Welcome To The Real World – John Reed
Welcome To The Real World
This week, the class of 2018 will graduate. The “commencement” ceremonies will indeed mark the beginning of the next phase of their lives. Sadly, many will make choices that will forever affect them and their children in the future. Recently, a former student accosted me in Walmart and demanded to know why we teachers didn’t tell him how hard it would be after high school.
Even if we had, would he have listened? For at least the last 20 years, schools have been concentrating on two things only: making every kid feel like they’re a success regardless of their actual performance; and also trying through paperwork, labels, data collection, standardized tests, etcetera ad nauseum to prove students are getting better every year. In fact, schools are penalized if they don’t show improvement.
There are currently as many jobs available as there are unemployed people in this country. The challenge is those jobless folks either don’t have the training or the ambition to change their situation. I’ve written before on how certain government programs make it easier to stay unemployed..old news.
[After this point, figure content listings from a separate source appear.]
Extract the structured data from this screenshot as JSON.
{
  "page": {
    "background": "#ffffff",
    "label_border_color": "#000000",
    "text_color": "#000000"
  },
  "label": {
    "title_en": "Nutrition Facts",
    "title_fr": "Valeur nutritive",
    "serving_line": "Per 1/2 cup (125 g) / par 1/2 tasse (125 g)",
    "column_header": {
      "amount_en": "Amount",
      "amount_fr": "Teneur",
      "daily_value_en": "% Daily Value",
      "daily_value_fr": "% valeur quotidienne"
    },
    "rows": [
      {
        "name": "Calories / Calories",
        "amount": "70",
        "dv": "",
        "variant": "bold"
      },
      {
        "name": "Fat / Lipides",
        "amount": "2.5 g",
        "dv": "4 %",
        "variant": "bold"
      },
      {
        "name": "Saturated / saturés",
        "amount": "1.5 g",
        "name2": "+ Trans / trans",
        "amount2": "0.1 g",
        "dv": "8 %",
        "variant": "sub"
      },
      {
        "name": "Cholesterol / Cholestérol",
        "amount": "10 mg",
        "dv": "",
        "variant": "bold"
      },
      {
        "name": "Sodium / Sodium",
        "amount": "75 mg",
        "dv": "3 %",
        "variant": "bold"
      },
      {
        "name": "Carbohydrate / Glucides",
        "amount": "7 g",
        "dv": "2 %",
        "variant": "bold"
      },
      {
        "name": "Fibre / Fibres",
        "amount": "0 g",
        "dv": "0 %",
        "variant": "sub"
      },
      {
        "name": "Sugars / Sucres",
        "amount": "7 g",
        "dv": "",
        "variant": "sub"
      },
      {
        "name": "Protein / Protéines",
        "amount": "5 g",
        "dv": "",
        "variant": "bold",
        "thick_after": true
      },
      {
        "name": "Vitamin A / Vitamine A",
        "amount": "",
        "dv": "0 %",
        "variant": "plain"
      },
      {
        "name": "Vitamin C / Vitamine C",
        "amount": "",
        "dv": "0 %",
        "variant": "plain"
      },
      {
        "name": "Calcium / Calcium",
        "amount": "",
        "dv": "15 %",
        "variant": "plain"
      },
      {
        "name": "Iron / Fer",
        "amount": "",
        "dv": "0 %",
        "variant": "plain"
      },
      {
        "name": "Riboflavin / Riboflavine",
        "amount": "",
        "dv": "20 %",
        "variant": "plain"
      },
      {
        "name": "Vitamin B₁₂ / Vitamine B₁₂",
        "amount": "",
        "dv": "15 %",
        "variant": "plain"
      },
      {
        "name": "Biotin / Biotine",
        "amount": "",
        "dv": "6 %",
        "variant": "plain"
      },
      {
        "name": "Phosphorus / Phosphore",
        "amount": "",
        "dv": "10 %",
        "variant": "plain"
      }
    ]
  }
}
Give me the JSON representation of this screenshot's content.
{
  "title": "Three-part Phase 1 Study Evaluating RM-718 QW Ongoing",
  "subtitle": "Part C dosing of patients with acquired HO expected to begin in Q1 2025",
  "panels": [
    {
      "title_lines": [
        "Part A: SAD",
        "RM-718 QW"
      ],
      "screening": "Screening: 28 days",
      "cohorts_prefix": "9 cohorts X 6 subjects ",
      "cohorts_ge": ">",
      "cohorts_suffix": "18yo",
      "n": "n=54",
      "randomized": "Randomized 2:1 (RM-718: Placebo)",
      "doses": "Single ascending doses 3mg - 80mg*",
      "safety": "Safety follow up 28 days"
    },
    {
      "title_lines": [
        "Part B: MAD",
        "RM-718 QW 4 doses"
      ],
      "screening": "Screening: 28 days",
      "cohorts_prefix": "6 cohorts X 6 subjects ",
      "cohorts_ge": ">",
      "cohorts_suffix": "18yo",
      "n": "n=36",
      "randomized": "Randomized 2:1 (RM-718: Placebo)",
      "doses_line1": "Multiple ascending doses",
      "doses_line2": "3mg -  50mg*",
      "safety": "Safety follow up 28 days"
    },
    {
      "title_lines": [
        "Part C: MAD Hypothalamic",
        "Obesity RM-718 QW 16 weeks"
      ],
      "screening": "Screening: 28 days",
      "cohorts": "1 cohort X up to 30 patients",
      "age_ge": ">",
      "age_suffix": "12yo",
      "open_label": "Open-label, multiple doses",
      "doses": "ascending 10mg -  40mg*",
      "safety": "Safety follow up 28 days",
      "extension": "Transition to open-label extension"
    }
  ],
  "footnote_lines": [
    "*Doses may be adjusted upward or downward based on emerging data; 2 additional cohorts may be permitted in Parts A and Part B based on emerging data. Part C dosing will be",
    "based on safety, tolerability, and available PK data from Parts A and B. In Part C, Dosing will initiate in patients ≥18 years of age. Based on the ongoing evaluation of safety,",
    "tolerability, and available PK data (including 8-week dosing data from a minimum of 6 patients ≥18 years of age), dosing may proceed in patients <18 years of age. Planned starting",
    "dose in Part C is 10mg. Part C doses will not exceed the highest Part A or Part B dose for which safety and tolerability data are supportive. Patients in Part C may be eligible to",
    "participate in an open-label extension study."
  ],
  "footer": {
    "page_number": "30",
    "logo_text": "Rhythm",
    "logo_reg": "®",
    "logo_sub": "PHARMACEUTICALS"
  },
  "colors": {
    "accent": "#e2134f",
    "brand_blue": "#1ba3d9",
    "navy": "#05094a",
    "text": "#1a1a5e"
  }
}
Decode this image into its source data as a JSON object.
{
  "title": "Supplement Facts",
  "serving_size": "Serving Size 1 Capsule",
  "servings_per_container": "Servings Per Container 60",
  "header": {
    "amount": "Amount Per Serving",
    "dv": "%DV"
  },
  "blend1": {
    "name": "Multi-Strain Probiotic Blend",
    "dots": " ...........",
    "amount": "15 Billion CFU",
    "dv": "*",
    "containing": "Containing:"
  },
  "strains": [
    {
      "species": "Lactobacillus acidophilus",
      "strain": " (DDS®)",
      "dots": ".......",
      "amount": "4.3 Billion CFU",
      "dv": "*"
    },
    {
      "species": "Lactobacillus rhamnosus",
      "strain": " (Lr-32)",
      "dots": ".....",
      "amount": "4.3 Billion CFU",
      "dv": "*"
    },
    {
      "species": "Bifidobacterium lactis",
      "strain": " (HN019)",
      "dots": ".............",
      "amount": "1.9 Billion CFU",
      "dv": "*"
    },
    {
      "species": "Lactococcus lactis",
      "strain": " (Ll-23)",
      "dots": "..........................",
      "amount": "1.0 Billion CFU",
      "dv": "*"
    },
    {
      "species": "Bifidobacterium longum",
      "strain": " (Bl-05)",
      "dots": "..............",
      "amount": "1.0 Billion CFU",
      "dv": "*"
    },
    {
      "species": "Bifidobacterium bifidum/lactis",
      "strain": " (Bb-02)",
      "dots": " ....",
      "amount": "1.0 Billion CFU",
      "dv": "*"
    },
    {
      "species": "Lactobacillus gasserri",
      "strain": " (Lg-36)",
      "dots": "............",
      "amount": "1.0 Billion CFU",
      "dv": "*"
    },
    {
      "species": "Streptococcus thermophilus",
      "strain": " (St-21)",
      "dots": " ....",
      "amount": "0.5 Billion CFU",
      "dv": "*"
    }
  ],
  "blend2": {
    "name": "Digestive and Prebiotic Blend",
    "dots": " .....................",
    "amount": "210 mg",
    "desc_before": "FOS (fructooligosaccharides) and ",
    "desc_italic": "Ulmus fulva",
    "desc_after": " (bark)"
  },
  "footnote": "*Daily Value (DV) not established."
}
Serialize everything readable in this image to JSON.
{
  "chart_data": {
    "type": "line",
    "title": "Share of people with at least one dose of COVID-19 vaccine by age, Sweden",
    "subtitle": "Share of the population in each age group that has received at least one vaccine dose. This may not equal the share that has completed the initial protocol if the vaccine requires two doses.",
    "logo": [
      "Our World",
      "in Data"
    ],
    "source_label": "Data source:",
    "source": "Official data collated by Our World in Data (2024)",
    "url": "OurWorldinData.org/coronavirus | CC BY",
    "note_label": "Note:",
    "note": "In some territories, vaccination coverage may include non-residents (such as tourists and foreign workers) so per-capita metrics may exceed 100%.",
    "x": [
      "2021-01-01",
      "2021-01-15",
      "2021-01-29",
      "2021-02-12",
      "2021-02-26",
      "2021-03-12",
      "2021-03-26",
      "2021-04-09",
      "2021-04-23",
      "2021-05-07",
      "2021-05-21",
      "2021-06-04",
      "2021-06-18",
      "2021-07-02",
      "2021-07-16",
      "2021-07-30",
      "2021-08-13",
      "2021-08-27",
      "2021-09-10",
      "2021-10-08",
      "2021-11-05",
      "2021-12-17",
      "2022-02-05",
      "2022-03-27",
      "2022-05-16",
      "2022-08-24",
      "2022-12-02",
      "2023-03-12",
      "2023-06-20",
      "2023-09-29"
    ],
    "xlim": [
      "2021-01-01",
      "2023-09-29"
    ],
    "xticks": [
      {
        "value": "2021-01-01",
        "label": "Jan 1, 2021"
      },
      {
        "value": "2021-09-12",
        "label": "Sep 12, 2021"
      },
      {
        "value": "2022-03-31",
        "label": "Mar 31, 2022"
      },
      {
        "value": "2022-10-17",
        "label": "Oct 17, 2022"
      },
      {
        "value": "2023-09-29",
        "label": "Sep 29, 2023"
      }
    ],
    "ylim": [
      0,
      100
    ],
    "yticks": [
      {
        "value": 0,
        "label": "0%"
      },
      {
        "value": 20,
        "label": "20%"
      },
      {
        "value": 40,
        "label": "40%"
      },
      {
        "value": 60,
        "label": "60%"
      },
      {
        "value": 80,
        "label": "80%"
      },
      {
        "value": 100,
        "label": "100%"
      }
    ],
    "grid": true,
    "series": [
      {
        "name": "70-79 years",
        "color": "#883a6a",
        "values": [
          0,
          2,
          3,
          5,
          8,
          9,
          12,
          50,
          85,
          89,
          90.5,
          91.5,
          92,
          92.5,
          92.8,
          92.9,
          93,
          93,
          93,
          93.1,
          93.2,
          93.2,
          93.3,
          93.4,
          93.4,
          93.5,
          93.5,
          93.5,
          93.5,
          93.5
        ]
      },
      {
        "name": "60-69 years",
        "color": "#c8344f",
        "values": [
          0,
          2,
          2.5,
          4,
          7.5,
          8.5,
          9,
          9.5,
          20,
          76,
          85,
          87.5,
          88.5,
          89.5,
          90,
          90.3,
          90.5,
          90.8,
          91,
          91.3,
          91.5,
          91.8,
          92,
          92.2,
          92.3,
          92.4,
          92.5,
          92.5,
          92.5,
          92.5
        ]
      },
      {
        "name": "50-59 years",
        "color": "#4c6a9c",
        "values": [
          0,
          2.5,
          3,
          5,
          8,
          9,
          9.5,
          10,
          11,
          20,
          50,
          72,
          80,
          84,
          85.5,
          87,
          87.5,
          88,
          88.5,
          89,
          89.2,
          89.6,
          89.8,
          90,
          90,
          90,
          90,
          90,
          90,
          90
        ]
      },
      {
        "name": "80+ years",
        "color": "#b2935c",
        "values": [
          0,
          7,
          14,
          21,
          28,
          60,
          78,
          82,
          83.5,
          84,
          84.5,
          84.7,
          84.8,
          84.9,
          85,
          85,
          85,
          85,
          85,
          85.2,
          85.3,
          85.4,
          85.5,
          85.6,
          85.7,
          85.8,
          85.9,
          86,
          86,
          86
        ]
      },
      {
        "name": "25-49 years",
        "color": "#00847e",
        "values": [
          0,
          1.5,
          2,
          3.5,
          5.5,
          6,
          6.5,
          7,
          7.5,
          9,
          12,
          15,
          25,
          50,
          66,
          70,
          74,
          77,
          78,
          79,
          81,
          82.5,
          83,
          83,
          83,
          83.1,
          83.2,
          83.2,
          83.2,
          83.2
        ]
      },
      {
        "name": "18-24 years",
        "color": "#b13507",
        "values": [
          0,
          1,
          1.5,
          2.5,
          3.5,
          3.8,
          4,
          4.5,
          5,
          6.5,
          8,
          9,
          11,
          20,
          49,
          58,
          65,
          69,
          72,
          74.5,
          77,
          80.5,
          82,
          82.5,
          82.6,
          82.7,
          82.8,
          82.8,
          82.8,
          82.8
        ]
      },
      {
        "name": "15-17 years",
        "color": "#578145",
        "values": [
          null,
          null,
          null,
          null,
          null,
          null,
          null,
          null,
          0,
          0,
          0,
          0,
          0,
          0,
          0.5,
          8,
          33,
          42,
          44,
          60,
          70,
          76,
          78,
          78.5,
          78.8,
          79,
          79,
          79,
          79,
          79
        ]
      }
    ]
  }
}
Let’s talk instead about actually preparing kids for jobs, especially the 80-90% who don’t [or shouldn’t] go to college.
We need useful, relevant courses to prepare these kids to be gainfully employed after high school…and I’m not talking about flipping burgers or bagging groceries. A program called the Diversified Career Technology program (DCT) gives students an opportunity to receive on-the-job training through the cooperative efforts of employers in the business/industry community.
If combined with the technical college and local industry, plenty of jobs come to mind: car dealerships need mechanics. Timber companies need welders, machinists, electricians, and more. Agribusiness concerns more than just showing hogs; tractor repair, managing chemicals, and yes, animal husbandry are all useful skills. Solar power. Cable, internet, and cell phone companies. There’s plenty more, but you get the idea.
The DCT program is actually an old program. Many schools in Florida still have it, but the “industrial arts” classes that remain here are but a small remnant. The staff that teaches them do a remarkable job with limited resources, but for every student they successfully prepare for the real world, how many just play with their cell phones and assume the world will do their bidding?
Ten years from now, some of them will be asking the same question: why didn’t we tell them how hard the real world is?